The outlook for the Indian economy for the current fiscal seems to get bleaker by the day as major economic forums and institutions have of late revised the country’s GDP forecast downwards, with the International Monetary Fund (IMF) being the latest in the fray. The IMF, in its World Economic Outlook released on 15th October, cut its forecast for GDP growth for the financial year 2019-20 to 6%, a sharp revision from its previous outlook of 7% growth, released in July.


Exports From SEZs Growing Tremendously: PHD Chamber

Exports from SEZs are growing tremendously, increased from US$5 billion in 2006 to US$100 billion in 2018, along with a high rate of growth in investments and generation of new employment opportunities for the growing workforce in the country, said the industry body PHD Chamber of Commerce and Industry.
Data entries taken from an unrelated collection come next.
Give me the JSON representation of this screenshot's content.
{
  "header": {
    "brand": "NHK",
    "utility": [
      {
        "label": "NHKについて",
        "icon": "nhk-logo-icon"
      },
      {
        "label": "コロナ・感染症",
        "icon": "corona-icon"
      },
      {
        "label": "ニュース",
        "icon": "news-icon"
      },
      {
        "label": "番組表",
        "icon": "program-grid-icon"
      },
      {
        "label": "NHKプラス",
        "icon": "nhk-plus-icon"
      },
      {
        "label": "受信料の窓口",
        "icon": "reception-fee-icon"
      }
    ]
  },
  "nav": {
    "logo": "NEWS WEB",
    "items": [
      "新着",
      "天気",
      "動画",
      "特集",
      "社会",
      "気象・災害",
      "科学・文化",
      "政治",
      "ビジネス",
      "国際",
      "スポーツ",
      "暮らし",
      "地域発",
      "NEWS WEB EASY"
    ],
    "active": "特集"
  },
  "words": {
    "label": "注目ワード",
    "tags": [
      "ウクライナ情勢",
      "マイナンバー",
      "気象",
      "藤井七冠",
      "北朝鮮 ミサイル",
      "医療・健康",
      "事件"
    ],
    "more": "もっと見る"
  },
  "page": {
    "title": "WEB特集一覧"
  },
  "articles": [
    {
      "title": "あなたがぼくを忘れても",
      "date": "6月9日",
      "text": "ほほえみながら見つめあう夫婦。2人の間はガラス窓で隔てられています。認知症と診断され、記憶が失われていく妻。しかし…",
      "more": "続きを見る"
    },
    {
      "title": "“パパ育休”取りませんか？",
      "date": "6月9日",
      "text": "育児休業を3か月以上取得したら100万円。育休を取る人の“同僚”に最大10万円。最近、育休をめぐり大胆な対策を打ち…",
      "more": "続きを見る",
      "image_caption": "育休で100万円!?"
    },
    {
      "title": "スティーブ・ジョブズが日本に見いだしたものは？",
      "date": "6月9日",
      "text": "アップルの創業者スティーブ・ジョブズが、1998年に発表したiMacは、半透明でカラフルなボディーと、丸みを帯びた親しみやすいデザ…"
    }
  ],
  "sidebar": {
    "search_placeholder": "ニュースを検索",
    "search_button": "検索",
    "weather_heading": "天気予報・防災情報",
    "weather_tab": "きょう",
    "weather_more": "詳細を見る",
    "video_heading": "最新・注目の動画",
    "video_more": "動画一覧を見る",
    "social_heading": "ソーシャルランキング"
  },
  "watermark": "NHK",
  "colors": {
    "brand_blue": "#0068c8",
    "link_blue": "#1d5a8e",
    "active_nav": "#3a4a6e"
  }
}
A whopping growth of exports from SEZs has been registered at 1,900% from 2006 to 2018. Employment creation in SEZs has increased from 1.4 lakh people in 2006 to more than 21 lakh people in recent times (June 2019), said the industry body PHDCCI.


FIEO calls for urgent deliberation of new tax scheme to boost Indian exports

Sharad Kumar Saraf, President of the Federation of Indian Export Organisations (FIEO) on 16th October asked for an immediate deliberation and drafting of the newly launched Remission of Duties or Taxes on Export Products (RoDTEP) scheme for boosting Indian exports. The exporters’ body expressed its concern over the declining trend in exports due to trade tensions as it will negatively impact the growth of the Indian economy.


How exports drive domestic job growth

As the RCEP negotiations reach a conclusion, the sentiments about the free trade mega-deal remain divided in India. On one hand, there are fears of India’s trade deficit worsening once markets open to the Asia-Pacific. But, on the other hand, India risks losing out on benefits from participating in global value chains and new research suggests that this could well be the case because export growth is associated with greater employment.